Por isso, a cidade de Maceió (AL), com um milhão de habitantes, tem um teto MAC de R$ 31 milhões em 2023, enquanto a vizinha Rio Largo (AL), com 75 mil, tem apenas R$ 336 mil. Em emendas, as cidades não podem receber mais do que isso nessa modalidade específica.
Com o fim das emendas de relator, porém, R$ 9,6 bilhões do Orçamento de 2023 foram devolvidos do chamado orçamento secreto para a gestão dos ministérios, mas com o compromisso do governo Lula de que seriam pagos de acordo com critérios políticos, beneficiando aliados no Congresso.
Esses recursos, que antes eram formalmente emendas, passaram a ser verba discricionária dos ministros, ou seja, que eles podem gastar como quiser.
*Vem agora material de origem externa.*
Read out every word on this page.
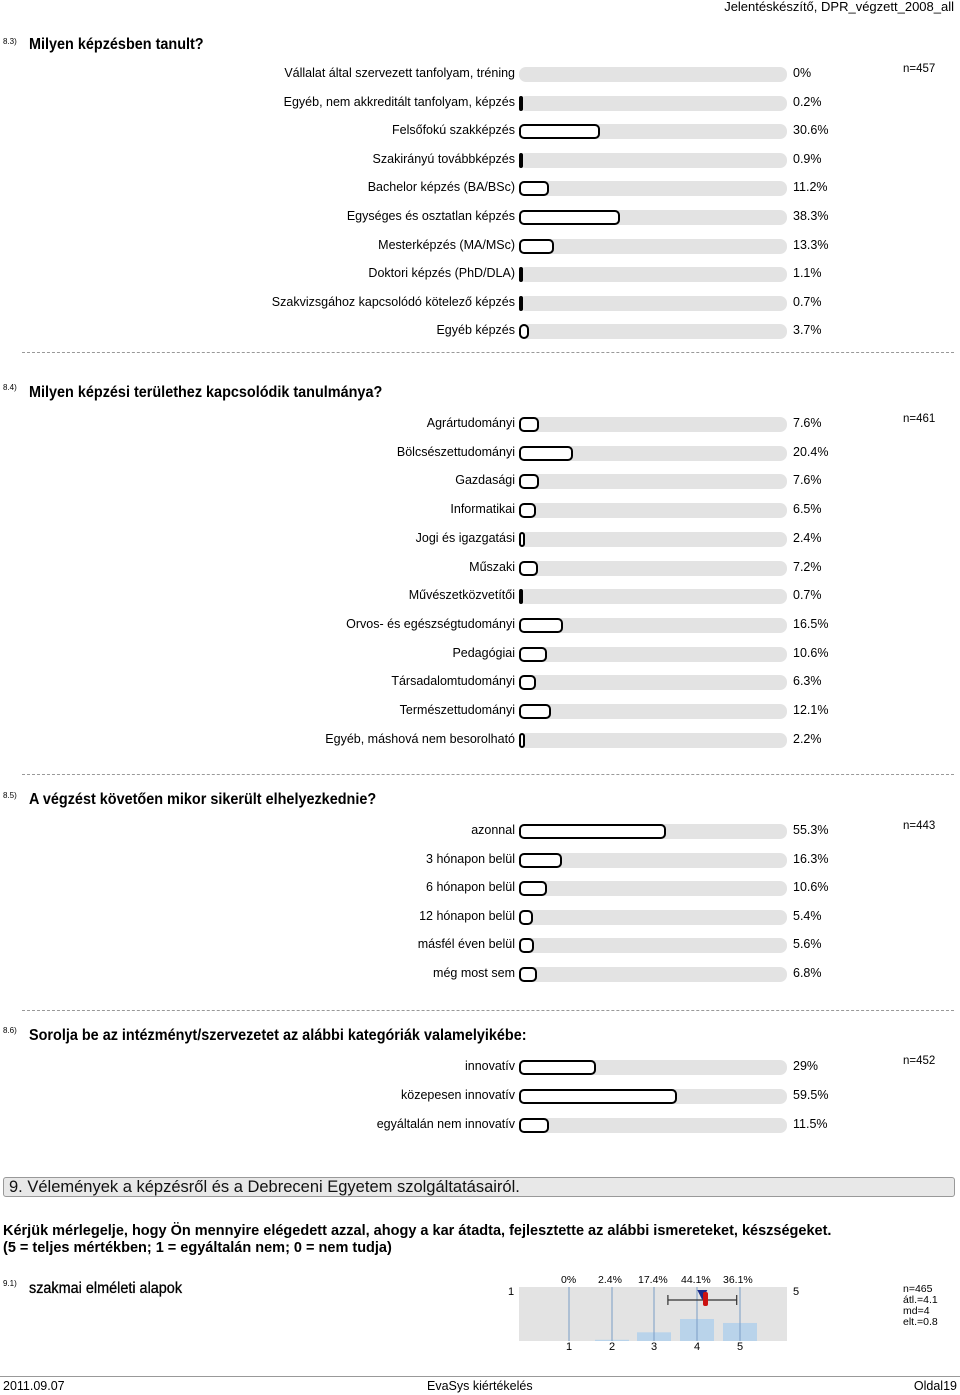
Jelentéskészítő, DPR_végzett_2008_all
8.3) Milyen képzésben tanult?
n=457
Vállalat által szervezett tanfolyam, tréning	0%
Egyéb, nem akkreditált tanfolyam, képzés	0.2%
Felsőfokú szakképzés	30.6%
Szakirányú továbbképzés	0.9%
Bachelor képzés (BA/BSc)	11.2%
Egységes és osztatlan képzés	38.3%
Mesterképzés (MA/MSc)	13.3%
Doktori képzés (PhD/DLA)	1.1%
Szakvizsgához kapcsolódó kötelező képzés	0.7%
Egyéb képzés	3.7%
8.4) Milyen képzési területhez kapcsolódik tanulmánya?
n=461
Agrártudományi	7.6%
Bölcsészettudományi	20.4%
Gazdasági	7.6%
Informatikai	6.5%
Jogi és igazgatási	2.4%
Műszaki	7.2%
Művészetközvetítői	0.7%
Orvos- és egészségtudományi	16.5%
Pedagógiai	10.6%
Társadalomtudományi	6.3%
Természettudományi	12.1%
Egyéb, máshová nem besorolható	2.2%
8.5) A végzést követően mikor sikerült elhelyezkednie?
n=443
azonnal	55.3%
3 hónapon belül	16.3%
6 hónapon belül	10.6%
12 hónapon belül	5.4%
másfél éven belül	5.6%
még most sem	6.8%
8.6) Sorolja be az intézményt/szervezetet az alábbi kategóriák valamelyikébe:
n=452
innovatív	29%
közepesen innovatív	59.5%
egyáltalán nem innovatív	11.5%
9. Vélemények a képzésről és a Debreceni Egyetem szolgáltatásairól.
Kérjük mérlegelje, hogy Ön mennyire elégedett azzal, ahogy a kar átadta, fejlesztette az alábbi ismereteket, készségeket.
(5 = teljes mértékben; 1 = egyáltalán nem; 0 = nem tudja)
9.1) szakmai elméleti alapok	1	5
0% 2.4% 17.4% 44.1% 36.1%
1	2	3	4	5
n=465
átl.=4.1
md=4
elt.=0.8
2011.09.07	EvaSys kiértékelés	Oldal19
Dessa forma, eles não obedecem ao limite PAP e MAC.
O governo, no entanto, não criou nenhum limite em valores para os pedidos sobre os R$ 3 bilhões que irá distribuir por meio do Ministério da Saúde. Pode haver, em tese, um pedido de R$ 30 milhões para Rio Largo e de apenas R$ 300 mil para Maceió, por exemplo — ficará a cargo do ministério aprovar ou não indicação.
No Congresso, assessores que trabalham com liberação de recursos no Executivo preveem bate-cabeça. Ao contrário do que ocorria com as emendas de relator (orçamento secreto), não há obrigação de o ministério pagar essas indicações. Os técnicos da Saúde podem não autorizar os repasses se não encontrarem critérios objetivos para beneficiar um município e não o outro. E estarão amparados pela lei.
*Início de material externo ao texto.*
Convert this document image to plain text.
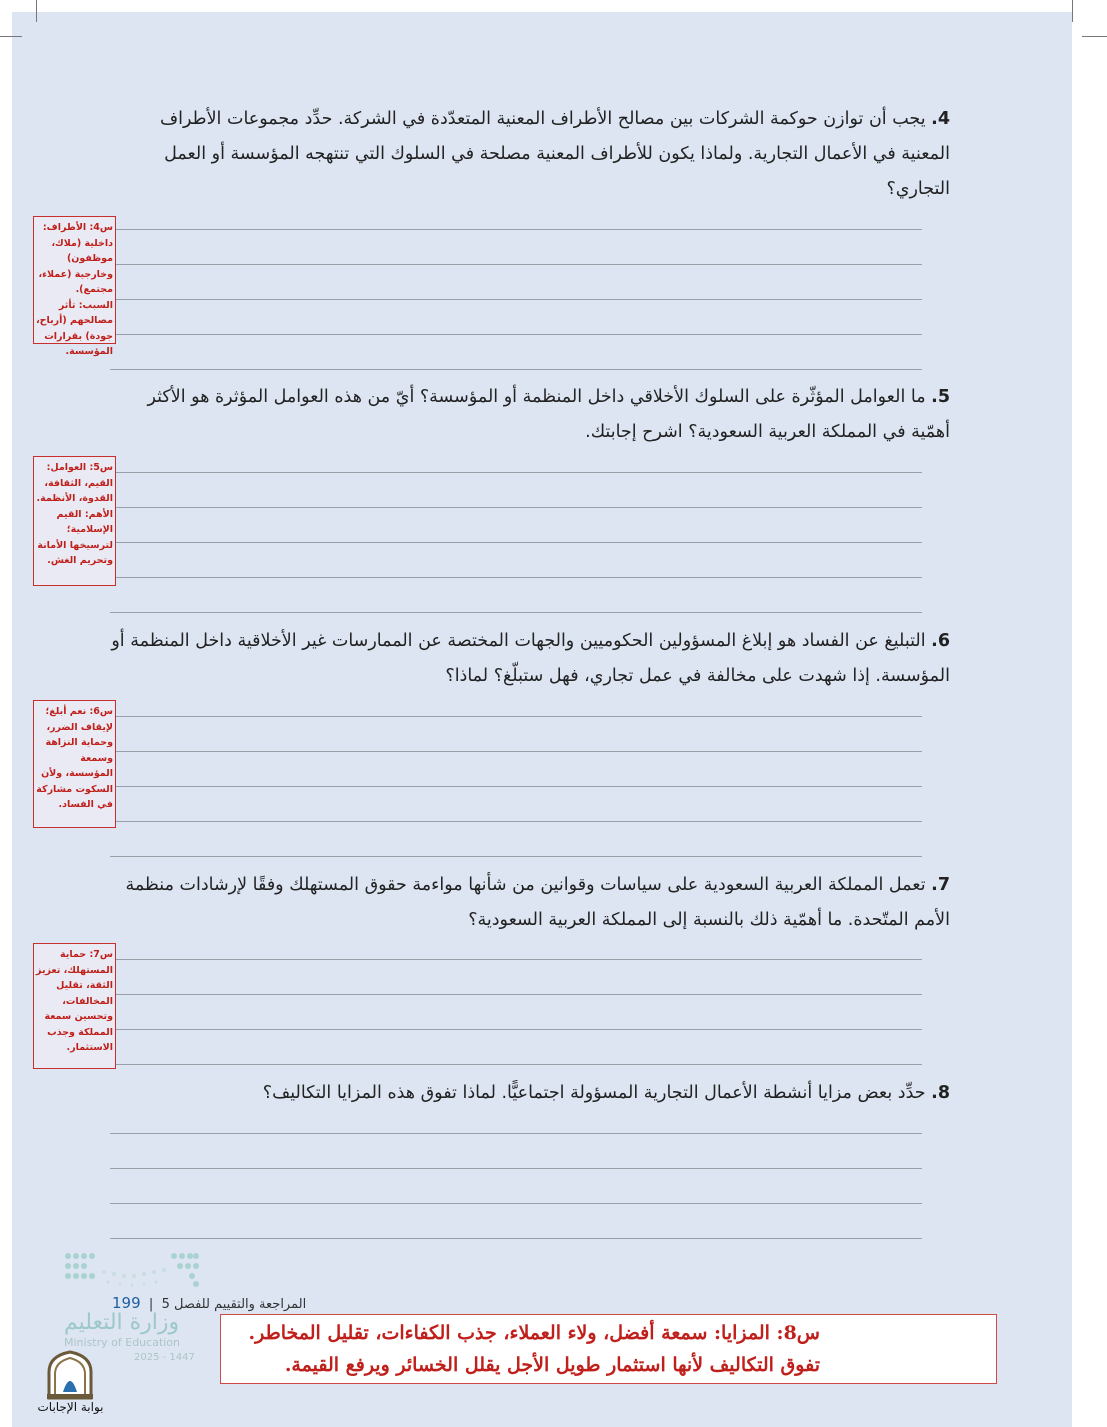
4. يجب أن توازن حوكمة الشركات بين مصالح الأطراف المعنية المتعدّدة في الشركة. حدِّد مجموعات الأطراف المعنية في الأعمال التجارية. ولماذا يكون للأطراف المعنية مصلحة في السلوك التي تنتهجه المؤسسة أو العمل التجاري؟
س4: الأطراف: داخلية (ملاك، موظفون) وخارجية (عملاء، مجتمع).
السبب: تأثر مصالحهم (أرباح، جودة) بقرارات المؤسسة.
5. ما العوامل المؤثّرة على السلوك الأخلاقي داخل المنظمة أو المؤسسة؟ أيّ من هذه العوامل المؤثرة هو الأكثر أهمّية في المملكة العربية السعودية؟ اشرح إجابتك.
س5: العوامل: القيم، الثقافة، القدوة، الأنظمة.
الأهم: القيم الإسلامية؛ لترسيخها الأمانة وتحريم الغش.
6. التبليغ عن الفساد هو إبلاغ المسؤولين الحكوميين والجهات المختصة عن الممارسات غير الأخلاقية داخل المنظمة أو المؤسسة. إذا شهدت على مخالفة في عمل تجاري، فهل ستبلّغ؟ لماذا؟
س6: نعم أبلغ؛ لإيقاف الضرر، وحماية النزاهة وسمعة المؤسسة، ولأن السكوت مشاركة في الفساد.
7. تعمل المملكة العربية السعودية على سياسات وقوانين من شأنها مواءمة حقوق المستهلك وفقًا لإرشادات منظمة الأمم المتّحدة. ما أهمّية ذلك بالنسبة إلى المملكة العربية السعودية؟
س7: حماية المستهلك، تعزيز الثقة، تقليل المخالفات، وتحسين سمعة المملكة وجذب الاستثمار.
8. حدِّد بعض مزايا أنشطة الأعمال التجارية المسؤولة اجتماعيًّا. لماذا تفوق هذه المزايا التكاليف؟
وزارة التعليم
Ministry of Education
2025 - 1447
المراجعة والتقييم للفصل 5  |  199
س8: المزايا: سمعة أفضل، ولاء العملاء، جذب الكفاءات، تقليل المخاطر.
تفوق التكاليف لأنها استثمار طويل الأجل يقلل الخسائر ويرفع القيمة.
بوابة الإجابات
Com essa estratégia, podem haver pedidos não atendidos por verbas, que vão gerar mais expectativa frustrada — tudo que o governo não precisa. Caso contrário, se deputados e senadores tiverem suas indicações obedecidas sem restrições, podem haver distorções graves no sistema de saúde.
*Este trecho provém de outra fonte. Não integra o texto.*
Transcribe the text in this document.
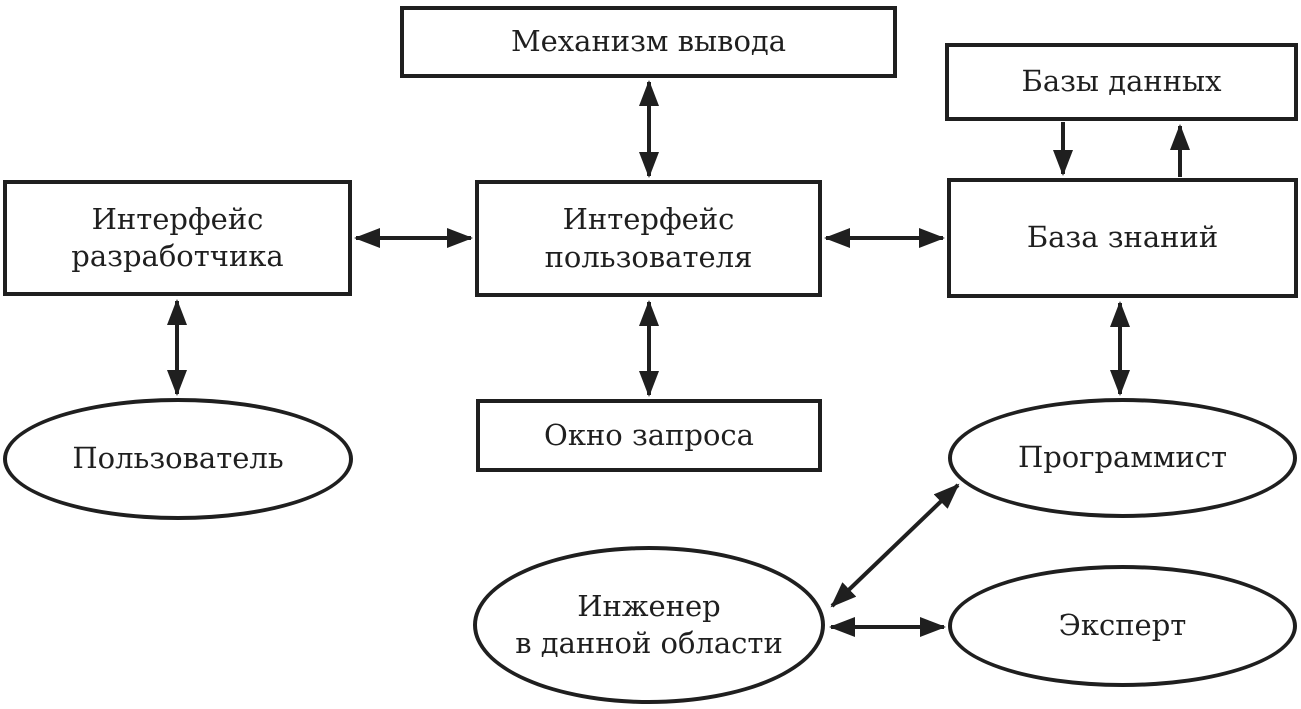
Механизм вывода
Базы данных
Интерфейс
разработчика
Интерфейс
пользователя
База знаний
Окно запроса
Пользователь	Программист
Инженер
в данной области
Эксперт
Procurado, o Ministério da Saúde disse que irá respeitar critérios técnicos para decidir se atende ou não aos pedidos e esclareceu que a verba, por ser discricionária, não obedece ao teto de emendas.
“Os pagamentos regulamentados pela portaria 544/2023 dizem respeito a um recurso do orçamento discricionário do Ministério da Saúde previsto na LOA de 2023. Desta forma, as regras relativas a emendas parlamentares não se aplicam a esses valores”, disse resposta do órgão.
“A avaliação quanto à capacidade dos municípios de executarem os recursos solicitados será feita durante análise das propostas enviadas pelas prefeituras, seguindo critérios técnicos e objetivos explicitados na norma.”
A predileção do Congresso por verbas da saúde levou a desvios durante a gestão Jair Bolsonaro. Em julho de 2022, uma reportagem de Breno Pires mostrou que cidades inflavam os números de atendimentos no sistema de saúde para aumentar o teto de repasses nos anos seguintes.
Em outubro daquele ano, a Polícia Federal fez uma operação para prender suspeitos de desvios de verbas do SUS no Maranhão e no Piauí. O esquema era abastecido por emendas de relator repassadas no sistema “fundo a fundo”, do Fundo Nacional de Saúde para fundos municipais.